Appearing before the financial services royal commission, NAB chairman Ken Henry questioned the necessity of negotiating remedial action for customers with the Australian Securities and Investments Commission.
Counsel assisting the royal commission Rowena Orr QC pointed to minutes of a board risk committee meeting held in 2015, in which NAB’s risk management team expressed “considerable frustration” with the “poor compliance record” of the bank, as well as the length of time taken to commence remedial action.
Mr Henry said that after a potential compliance breach is identified by NAB, discussions regarding possible contraventions of the law, potential penalties and the bank’s overall response, are commenced. This takes place after the potential breach is reported to, and discussed with, ASIC.
Ms Orr asked: “So, the risk committee should be advised of these matters at an earlier point in time before the ASIC notification. Do you agree with that?”
Mr Henry replied: “I do. Indeed, I wonder whether it’s necessary, in all occasions, to negotiate with ASIC at all, rather than simply notify and get on and fix it.”
Responding to a question posed by commissioner Kenneth Hayne later in the proceedings, the NAB chair agreed that the bank should take “primary responsibility” in dealing with compliance breaches by “not waiting for ASIC” in the hope that the corporate regulator would reach the same conclusion as the bank.
“I agree with you 100 per cent,” Mr Henry said. “I think our habit – and it is a habit – of going to ASIC and seeking to negotiate an outcome with ASIC, I think, that has led to elements of dysfunction, and it has certainly contributed to an insufficient pace of remediation for customers.”
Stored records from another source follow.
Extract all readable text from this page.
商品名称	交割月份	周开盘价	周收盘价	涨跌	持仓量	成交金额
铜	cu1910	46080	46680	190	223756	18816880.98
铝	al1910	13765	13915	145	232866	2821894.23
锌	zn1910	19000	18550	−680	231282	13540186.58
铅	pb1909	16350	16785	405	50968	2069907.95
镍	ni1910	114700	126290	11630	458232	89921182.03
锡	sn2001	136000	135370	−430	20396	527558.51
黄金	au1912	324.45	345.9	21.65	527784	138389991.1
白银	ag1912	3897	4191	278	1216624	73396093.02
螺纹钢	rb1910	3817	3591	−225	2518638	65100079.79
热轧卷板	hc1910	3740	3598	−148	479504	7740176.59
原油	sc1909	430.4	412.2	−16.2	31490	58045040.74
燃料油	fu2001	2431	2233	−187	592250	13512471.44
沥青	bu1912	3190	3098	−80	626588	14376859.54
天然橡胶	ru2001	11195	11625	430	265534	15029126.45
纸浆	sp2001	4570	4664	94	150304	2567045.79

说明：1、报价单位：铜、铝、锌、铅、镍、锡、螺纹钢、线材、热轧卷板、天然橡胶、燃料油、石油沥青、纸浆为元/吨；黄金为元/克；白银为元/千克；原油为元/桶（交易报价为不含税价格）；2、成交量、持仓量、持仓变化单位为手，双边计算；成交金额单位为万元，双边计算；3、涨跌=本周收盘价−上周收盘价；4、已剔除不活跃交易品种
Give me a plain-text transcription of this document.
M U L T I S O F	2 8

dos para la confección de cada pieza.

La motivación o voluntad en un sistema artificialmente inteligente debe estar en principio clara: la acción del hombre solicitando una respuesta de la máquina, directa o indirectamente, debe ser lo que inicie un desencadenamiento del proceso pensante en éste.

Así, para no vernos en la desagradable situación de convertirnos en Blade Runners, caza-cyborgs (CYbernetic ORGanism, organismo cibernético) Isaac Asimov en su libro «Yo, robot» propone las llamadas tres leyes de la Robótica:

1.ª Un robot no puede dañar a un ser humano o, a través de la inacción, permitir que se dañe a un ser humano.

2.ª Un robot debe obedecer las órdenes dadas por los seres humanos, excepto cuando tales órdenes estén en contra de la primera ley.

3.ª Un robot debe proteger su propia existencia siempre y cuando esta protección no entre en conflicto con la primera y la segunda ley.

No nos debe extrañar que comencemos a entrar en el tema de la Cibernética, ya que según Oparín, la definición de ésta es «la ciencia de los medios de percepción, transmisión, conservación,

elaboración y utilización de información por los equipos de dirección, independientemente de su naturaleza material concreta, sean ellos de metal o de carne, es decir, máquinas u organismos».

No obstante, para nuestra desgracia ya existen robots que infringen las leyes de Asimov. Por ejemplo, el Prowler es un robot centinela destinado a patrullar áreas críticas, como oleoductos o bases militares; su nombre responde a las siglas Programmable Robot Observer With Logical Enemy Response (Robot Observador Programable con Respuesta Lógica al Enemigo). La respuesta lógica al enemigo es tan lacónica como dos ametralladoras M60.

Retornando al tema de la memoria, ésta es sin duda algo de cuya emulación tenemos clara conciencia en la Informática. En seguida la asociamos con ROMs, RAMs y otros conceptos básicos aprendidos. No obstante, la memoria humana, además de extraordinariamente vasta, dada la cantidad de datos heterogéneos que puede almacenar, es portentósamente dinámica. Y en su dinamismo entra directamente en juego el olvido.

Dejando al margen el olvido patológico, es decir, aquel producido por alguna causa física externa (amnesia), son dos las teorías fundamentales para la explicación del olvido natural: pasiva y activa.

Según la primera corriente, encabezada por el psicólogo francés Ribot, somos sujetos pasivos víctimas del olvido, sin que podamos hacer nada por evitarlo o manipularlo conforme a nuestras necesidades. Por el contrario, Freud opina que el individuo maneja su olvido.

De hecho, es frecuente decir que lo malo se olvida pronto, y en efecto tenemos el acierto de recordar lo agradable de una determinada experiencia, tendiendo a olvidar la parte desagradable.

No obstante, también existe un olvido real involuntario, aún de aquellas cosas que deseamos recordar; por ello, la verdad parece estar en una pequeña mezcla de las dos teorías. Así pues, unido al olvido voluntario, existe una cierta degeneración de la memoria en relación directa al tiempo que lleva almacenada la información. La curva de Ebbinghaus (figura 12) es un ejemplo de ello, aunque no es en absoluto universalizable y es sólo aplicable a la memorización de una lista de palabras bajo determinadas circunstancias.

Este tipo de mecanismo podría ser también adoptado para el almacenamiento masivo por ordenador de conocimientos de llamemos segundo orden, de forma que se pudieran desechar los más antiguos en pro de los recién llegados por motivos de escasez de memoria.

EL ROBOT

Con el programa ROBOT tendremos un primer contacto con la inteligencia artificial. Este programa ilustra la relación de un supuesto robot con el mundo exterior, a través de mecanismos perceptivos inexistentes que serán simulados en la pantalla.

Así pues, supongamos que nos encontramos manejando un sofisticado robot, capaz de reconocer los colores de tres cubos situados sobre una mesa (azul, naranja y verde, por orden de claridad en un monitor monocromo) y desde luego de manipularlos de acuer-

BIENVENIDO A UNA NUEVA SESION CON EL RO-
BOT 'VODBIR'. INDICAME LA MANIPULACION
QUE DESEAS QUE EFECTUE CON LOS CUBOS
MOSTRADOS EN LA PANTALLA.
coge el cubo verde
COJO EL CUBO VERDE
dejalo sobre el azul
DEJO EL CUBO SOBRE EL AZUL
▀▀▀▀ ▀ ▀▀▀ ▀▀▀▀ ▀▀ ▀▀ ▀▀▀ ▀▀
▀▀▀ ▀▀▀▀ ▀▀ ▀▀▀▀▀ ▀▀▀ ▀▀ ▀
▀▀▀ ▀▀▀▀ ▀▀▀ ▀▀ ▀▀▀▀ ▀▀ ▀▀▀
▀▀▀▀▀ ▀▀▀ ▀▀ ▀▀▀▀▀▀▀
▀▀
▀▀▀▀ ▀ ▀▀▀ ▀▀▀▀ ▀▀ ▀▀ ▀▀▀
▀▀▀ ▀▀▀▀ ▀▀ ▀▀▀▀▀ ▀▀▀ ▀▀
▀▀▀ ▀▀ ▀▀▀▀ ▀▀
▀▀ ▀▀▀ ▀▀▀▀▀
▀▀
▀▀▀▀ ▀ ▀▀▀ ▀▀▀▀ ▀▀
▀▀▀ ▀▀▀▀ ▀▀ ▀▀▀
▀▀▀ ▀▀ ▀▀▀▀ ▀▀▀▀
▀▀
The NAB chair added: “I’m not happy with it, and the board is not happy with it. [We] do have to find a different mode of behaviour.”
Mr Henry also agreed with commissioner Hayne’s assertion that the negotiation with ASIC leads to a mindset that seeks the “best deal” rather than the best outcome for customers.
“It’s not right,” Mr Henry conceded.
Further, making specific reference to the overcharging of fees to NAB’s financial advice customers, Mr Henry suggested that funding law suits from customers against the bank would have provided NAB with greater clarity regarding whether potential compliance breaches had contravened the law.
“I have wondered whether, in this case, NAB should not have, years ago, funded some of our customers to take us to this place, to this Federal Court and get an outcome.”
MS Orr interjected: “To sue NAB?”
Mr Henry continued: “Yes. It happens in other cases. As you know, I was, for 10 years, treasury portfolio secretary. The Commissioner of Taxation behaves in this way quite a lot. [The Commissioner of Taxation] has a budget to fund law suits against himself, in that case, to provide law clarification.”
Earlier this week, NAB CEO Andrew Thorburn also acknowledged that the bank’s remediation processes were “too slow”, acknowledging that the lender had treated remediation as “one of many tasks” undertaken by the bank and not as a priority. The seventh and final round of public hearings from the financial services royal commission continues.